We have found that chromatin immunoprecipitated by hOrc1p and hOrc2p antibodies contains a high fraction of DNA sequences that are unusually rich in GC base pairs, including runs of CpG dinucleotides (not shown). CpG dinucleotides are relatively rare in the human genome but occur in the upstream promoter regions of many human genes, where they form CpG islands as important regulatory elements for the expression of constitutive genes (2). This prompted us to search for the presence of upstream regions of known human genes among the DNA sequences extracted from immunoprecipitated chromatin. By using conventional and quantitative real-time PCR, we indeed found an enrichment of sequences corresponding to the region between the divergently transcribed genes MCM4 and PRKDC (and among other sequences [results not shown]). The sequence of the hOrc1p- and hOrc2p-carrying region is interesting since it includes several tracts with CpG dinucleotides bracketing an AT-rich element (see Fig. 3D), as well as several transcription factor binding sites, including an E2F-binding site that may be responsible for stimulating the transcription of gene MCM4 at the beginning of the S phase (41, 56, 61). This molecular architecture is reminiscent of the simian virus 40 origin of replication, which combines on a DNA stretch of ca. 100 bp several GC-rich elements (as a binding site for the viral replication initiator, T antigen), in addition to an essential run of AT base pairs and transcription factor binding sites that greatly stimulate the viral origin function (57). It will be a challenge for future research to determine the functions of the corresponding sequence elements in the MCM4 upstream region. A first step could be a precise determination of the ORC binding site by in vivo or in vitro footprinting methods.
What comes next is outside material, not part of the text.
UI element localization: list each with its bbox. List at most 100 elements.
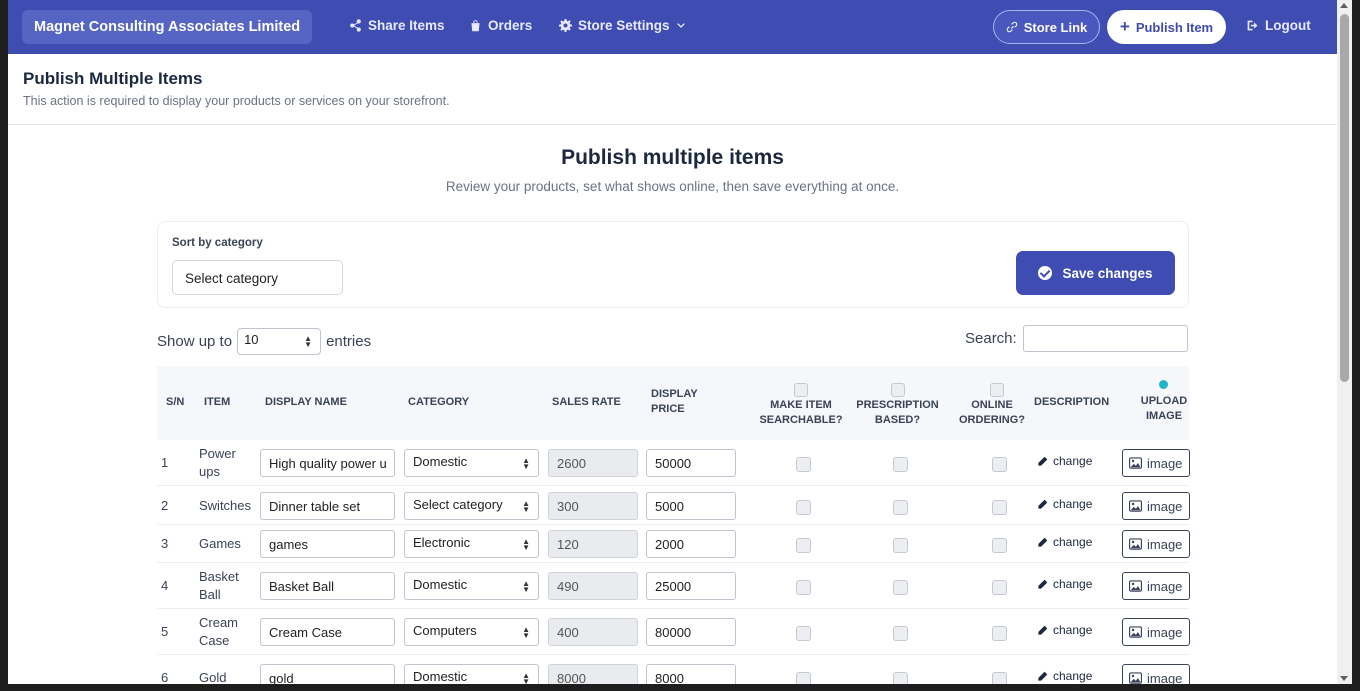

We have performed biochemical tests to determine whether ORC, extracted from HeLa chromatin (63), specifically binds to sites in the UPR. We found that isolated ORC does bind to DNA, although in a sequence-nonspecific manner (16; unpublished data), suggesting that factors in addition to ORC are necessary for specific DNA binding.

Presently, we note that the region that cross-links to hOrc1p and hOrc2p overlaps or is closely adjacent to transcriptional control elements. This is a sequence context believed to favor the formation of mammalian replication origins (see the introduction). In fact, Delgado et al. (13) have shown that many early replicating DNA sequences contain runs of CpG dinucleotides such as those found in the upstream regions of many transcriptional start sites. Consequently, we determined by the nascent strand abundance assay that sequences of the MCM4 upstream region occur in high copy numbers in the fraction of nascent DNA strands. Thus, it is quite possible that bound ORC proteins determine the functions of origins in the human genome just as yeast ORC proteins appear to determine the initiation of replication at yeast ARS elements (8).

Conclusion.

We were able to show that components of the human ORC specifically cross-link to a genomic region close to or overlapping with the genetic control elements of two divergently transcribed human genes. We also showed that hOrc2p cross-links to the well-mapped origin in the lamin B2 region. It is thus quite likely that these regions include binding sites for human ORC. Corresponding sequences are highly abundant in preparations of nascent DNA strands. This indicates that, at least in these particular regions, ORC could mark the start site for DNA replication in the human genome.